Other considerations:
  • Adding new columns (see ALTER TABLE below) is a constant time operation. Thus, there is no need to anticipate future usage while initially creating a table.


Altering an existing table uses the ALTER TABLE statement:

alter_table_statement::= ALTER TABLE [ IF EXISTS ] table_name alter_table_instruction
alter_table_instruction::= ADD [ IF NOT EXISTS ] column_name cql_type ( ',' column_name cql_type )*
	| DROP [ IF EXISTS ] column_name ( column_name )*
	| RENAME [ IF EXISTS ] column_name to column_name (AND column_name to column_name)*
	| WITH options

If the table does not exist, the statement will return an error, unless IF EXISTS is used in which case the operation is a no-op.

For example:

ALTER TABLE addamsFamily ADD gravesite varchar;
ALTER TABLE addamsFamily
   WITH comment = 'A most excellent and useful table';

The ALTER TABLE statement can:

  • ADD a new column to a table. The primary key of a table cannot ever be altered. A new column, thus, cannot be part of the primary key. Adding a column is a constant-time operation based on the amount of data in the table. If the new column already exists, the statement will return an error, unless IF NOT EXISTS is used in which case the operation is a no-op.

  • DROP a column from a table. This command drops both the column and all its content. Be aware that, while the column becomes immediately unavailable, its content are removed lazily during compaction. Because of this lazy removal, the command is a constant-time operation based on the amount of data in the table.
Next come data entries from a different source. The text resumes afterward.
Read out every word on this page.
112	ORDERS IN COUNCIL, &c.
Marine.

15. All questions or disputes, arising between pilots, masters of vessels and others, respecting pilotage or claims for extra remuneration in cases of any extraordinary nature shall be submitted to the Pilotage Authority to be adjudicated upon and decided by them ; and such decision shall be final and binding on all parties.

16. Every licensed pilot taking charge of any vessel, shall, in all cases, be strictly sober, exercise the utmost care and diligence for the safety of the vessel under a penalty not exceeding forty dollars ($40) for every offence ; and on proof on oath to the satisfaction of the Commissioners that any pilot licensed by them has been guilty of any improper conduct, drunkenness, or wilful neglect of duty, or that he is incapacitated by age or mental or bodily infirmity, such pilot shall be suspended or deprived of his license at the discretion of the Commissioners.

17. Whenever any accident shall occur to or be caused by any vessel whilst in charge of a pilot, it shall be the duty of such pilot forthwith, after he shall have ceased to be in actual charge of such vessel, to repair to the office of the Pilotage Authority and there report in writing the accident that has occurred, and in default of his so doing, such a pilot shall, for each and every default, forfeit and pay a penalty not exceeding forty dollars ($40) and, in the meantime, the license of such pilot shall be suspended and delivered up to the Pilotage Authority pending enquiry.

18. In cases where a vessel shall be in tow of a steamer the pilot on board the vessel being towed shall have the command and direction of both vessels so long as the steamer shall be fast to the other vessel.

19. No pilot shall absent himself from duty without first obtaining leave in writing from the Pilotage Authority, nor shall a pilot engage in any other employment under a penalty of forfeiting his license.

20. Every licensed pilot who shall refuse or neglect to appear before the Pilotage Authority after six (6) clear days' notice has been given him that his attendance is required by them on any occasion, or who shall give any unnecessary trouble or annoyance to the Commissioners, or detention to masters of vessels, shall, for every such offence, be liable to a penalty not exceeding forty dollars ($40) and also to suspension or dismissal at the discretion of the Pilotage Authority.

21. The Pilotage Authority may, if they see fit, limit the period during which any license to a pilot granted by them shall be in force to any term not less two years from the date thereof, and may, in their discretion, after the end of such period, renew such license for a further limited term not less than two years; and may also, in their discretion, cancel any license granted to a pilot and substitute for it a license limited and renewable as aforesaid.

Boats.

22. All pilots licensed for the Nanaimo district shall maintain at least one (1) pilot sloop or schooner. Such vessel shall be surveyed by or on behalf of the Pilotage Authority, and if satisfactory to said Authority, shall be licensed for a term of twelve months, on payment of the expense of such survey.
Also, it is important to know that once a column is dropped, a column with the same name can be re-added, unless the dropped column was a non-frozen column like a collection. If the dropped column does not already exist, the statement will return an error, unless IF EXISTS is used in which case the operation is a no-op.


Dropping a column assumes that the timestamps used for the value of this column are "real" timestamp in microseconds. Using "real" timestamps in microseconds is the default is and is strongly recommended but as Cassandra allows the client to provide any timestamp on any table, it is theoretically possible to use another convention. Please be aware that if you do so, dropping a column will not correctly execute.

  • RENAME a primary key column of a table. Non primary key columns cannot be renamed. Furthermore, renaming a column to another name which already exists isn’t allowed. It’s important to keep in mind that renamed columns shouldn’t have dependent seconday indexes. If the renamed column does not already exist, the statement will return an error, unless IF EXISTS is used in which case the operation is a no-op.

  • Use WITH to change a table option. The supported options are the same as those used when creating a table, with the exception of CLUSTERING ORDER. However, setting any compaction sub-options will erase ALL previous compaction options, so you need to re-specify all the sub-options you wish to keep. The same is true for compression sub-options.


Dropping a table uses the DROP TABLE statement:

drop_table_statement::= DROP TABLE [ IF EXISTS ] table_name

Dropping a table results in the immediate, irreversible removal of the table, including all data it contains.

If the table does not exist, the statement will return an error, unless IF EXISTS is used, when the operation is a no-op.


A table can be truncated using the TRUNCATE statement:

truncate_statement::= TRUNCATE [ TABLE ] table_name

TRUNCATE TABLE foo is the preferred syntax for consistency with other DDL statements. However, tables are the only object that can be truncated currently, and the TABLE keyword can be omitted.

Truncating a table permanently removes all existing data from the table, but without removing the table itself.